Mesajı Okuyun
Old 29-09-2014, 12:15   #2
Atalay ARSLAN

 
Varsayılan

Merhaba;

Benzer bir olay başıma geldiği için bu konuda bir hayli düşünmüş ve araştırma yapmıştım. Benim olayımda nüfus cüzdanındaki resmi kendisine benzemediği iddiasıyla arkadaşım sınava alınmamıştı.

İlgili yönetmelikte adayların sınava girişleri ile ilgili hükümler iki ana başlıkta toplanabilir; 1-Binaya giriş 2-sınav salonunda sınava giriş.

Bilindiği gibi binaya girişte kolluk sıkı üst araması ve kimlik kontrolü yapıyor. Kolluk aramasından geçerek sınav salonuna gelen adayın kimlik ve belge kontrolü sınav görevlilerince tekrar yapılıyor. Arkadaşım sınav salonundan çıkarıldığı için bina girişi ile ilgili ayrıntılı okuma yapmamıştım. Ama benim düşüncem her halükarda kimlikteki resmi ya da kimliği ile ilgili şüphe duyulan adayın tutanak tutulmak suretiyle sınava alınması ve sınav sonrasında şüphe ile ilgili gerekli araştırmaların yapılması ve gerektiği ölçüde şüpheleri gidermek için adayın yükümlü tutulması. Zira eğer aynı kimlik bilgileri ile aynı salonun aynı sırasına oturma iddiasında bulunan iki aday yoksa herhangi bir şüpheli durumda adayın sınava alınmaması somut olayda olduğu gibi telafisi asla mümkün olmayan sonuçlar doğuruyor.

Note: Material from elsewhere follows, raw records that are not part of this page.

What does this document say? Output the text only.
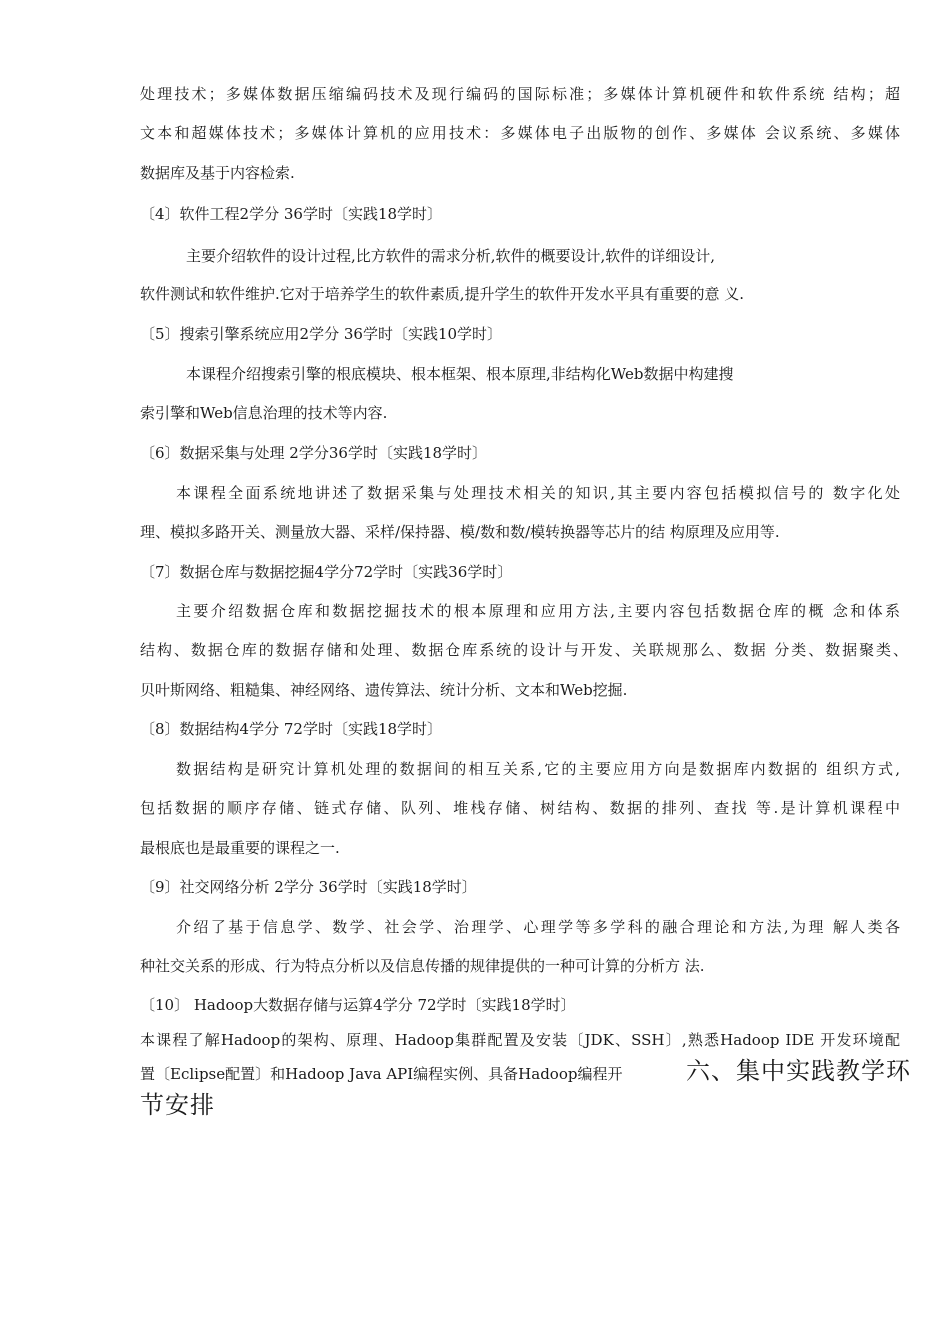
处理技术；多媒体数据压缩编码技术及现行编码的国际标准；多媒体计算机硬件和软件系统 结构；超
文本和超媒体技术；多媒体计算机的应用技术：多媒体电子出版物的创作、多媒体 会议系统、多媒体
数据库及基于内容检索.
〔4〕软件工程2学分 36学时〔实践18学时〕
主要介绍软件的设计过程,比方软件的需求分析,软件的概要设计,软件的详细设计,
软件测试和软件维护.它对于培养学生的软件素质,提升学生的软件开发水平具有重要的意 义.
〔5〕搜索引擎系统应用2学分 36学时〔实践10学时〕
本课程介绍搜索引擎的根底模块、根本框架、根本原理,非结构化Web数据中构建搜
索引擎和Web信息治理的技术等内容.
〔6〕数据采集与处理 2学分36学时〔实践18学时〕
本课程全面系统地讲述了数据采集与处理技术相关的知识,其主要内容包括模拟信号的 数字化处
理、模拟多路开关、测量放大器、采样/保持器、模/数和数/模转换器等芯片的结 构原理及应用等.
〔7〕数据仓库与数据挖掘4学分72学时〔实践36学时〕
主要介绍数据仓库和数据挖掘技术的根本原理和应用方法,主要内容包括数据仓库的概 念和体系
结构、数据仓库的数据存储和处理、数据仓库系统的设计与开发、关联规那么、数据 分类、数据聚类、
贝叶斯网络、粗糙集、神经网络、遗传算法、统计分析、文本和Web挖掘.
〔8〕数据结构4学分 72学时〔实践18学时〕
数据结构是研究计算机处理的数据间的相互关系,它的主要应用方向是数据库内数据的 组织方式,
包括数据的顺序存储、链式存储、队列、堆栈存储、树结构、数据的排列、查找 等.是计算机课程中
最根底也是最重要的课程之一.
〔9〕社交网络分析 2学分 36学时〔实践18学时〕
介绍了基于信息学、数学、社会学、治理学、心理学等多学科的融合理论和方法,为理 解人类各
种社交关系的形成、行为特点分析以及信息传播的规律提供的一种可计算的分析方 法.
〔10〕 Hadoop大数据存储与运算4学分 72学时〔实践18学时〕
本课程了解Hadoop的架构、原理、Hadoop集群配置及安装〔JDK、SSH〕,熟悉Hadoop IDE 开发环境配
置〔Eclipse配置〕和Hadoop Java API编程实例、具备Hadoop编程开	六、集中实践教学环
节安排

Adayın sınava alınmaması ile ilgili olarak idari yargıya başvurulacağı muhakkak. Ben arkadaşım için tam yargı davası açması yönünde araştırmalarda bulunmuştum. Ancak bu durumda bir idari işlem mi yoksa idari eylem mi olduğu dolayısıyla dava açma süremizin olay gününden itibaren 60 gün mü yoksa 1 yıl mı olduğu, öncelikle idareye zararımızın tazmini için başvurma zorunluluğumuzun bulunup bulunmadığı büyük tartışmalara neden olmuştu. Danıştay 8.Dairesinin Esas: 1987 / 340 Karar: 1989 / 306
sayılı kararına da dayanarak ben olayda bir idari eylemin bulunduğunu ve bu kabule göre hukuki bir yol çizilmesi gerektiğini düşünüyordum.